In deze reactie ga ik in op de verschillende onderdelen die genoemd worden in de petitie.
In zijn algemeenheid kan gezegd worden dat de inhoud van de petitie in lijn is met
de verdragsverplichtingen die Nederland is aangegaan met de ratificatie van het Verdrag
van Istanbul, het verdrag tegen huiselijk geweld en geweld tegen vrouwen. Vanuit de
rijksoverheid wordt gewerkt aan implementatie van het Verdrag van Istanbul.
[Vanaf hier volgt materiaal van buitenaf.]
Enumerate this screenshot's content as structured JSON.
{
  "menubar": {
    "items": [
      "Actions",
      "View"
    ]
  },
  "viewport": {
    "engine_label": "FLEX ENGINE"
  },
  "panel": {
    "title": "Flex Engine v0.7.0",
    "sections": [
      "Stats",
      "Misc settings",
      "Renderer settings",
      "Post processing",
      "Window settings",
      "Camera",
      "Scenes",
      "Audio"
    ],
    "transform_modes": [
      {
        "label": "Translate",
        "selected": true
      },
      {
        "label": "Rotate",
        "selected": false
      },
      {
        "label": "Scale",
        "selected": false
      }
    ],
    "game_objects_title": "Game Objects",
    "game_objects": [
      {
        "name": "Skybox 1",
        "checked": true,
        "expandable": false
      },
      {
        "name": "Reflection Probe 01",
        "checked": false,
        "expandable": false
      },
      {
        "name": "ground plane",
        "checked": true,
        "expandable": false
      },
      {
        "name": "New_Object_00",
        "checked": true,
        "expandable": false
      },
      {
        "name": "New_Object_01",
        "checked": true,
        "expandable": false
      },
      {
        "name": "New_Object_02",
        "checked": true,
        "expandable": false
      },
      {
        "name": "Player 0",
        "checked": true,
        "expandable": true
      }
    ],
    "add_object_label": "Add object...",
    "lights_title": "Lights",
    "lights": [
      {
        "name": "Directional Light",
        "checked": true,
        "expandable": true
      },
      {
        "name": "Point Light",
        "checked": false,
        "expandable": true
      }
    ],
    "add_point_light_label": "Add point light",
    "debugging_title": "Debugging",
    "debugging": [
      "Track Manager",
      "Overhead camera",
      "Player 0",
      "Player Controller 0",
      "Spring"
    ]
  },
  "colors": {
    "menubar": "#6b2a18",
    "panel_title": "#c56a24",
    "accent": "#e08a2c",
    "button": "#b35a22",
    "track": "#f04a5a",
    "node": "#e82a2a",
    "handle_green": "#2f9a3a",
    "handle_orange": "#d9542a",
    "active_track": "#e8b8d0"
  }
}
Ik heb
naar de verschillende onderdelen die in de petitie genoemd worden gekeken vanuit de
vraag hoe deze kunnen helpen in het bereiken van de doelen van dit Verdrag.
Laagdrempelig melden
In de petitie wordt een aantal opmerkingen en verbetervoorstellen genoemd waar het
gaat om laagdrempelig melden.
Bekendheid meldpunten – In de petitie wordt gesteld dat de bestaande meldpunten niet algemeen bekend zijn.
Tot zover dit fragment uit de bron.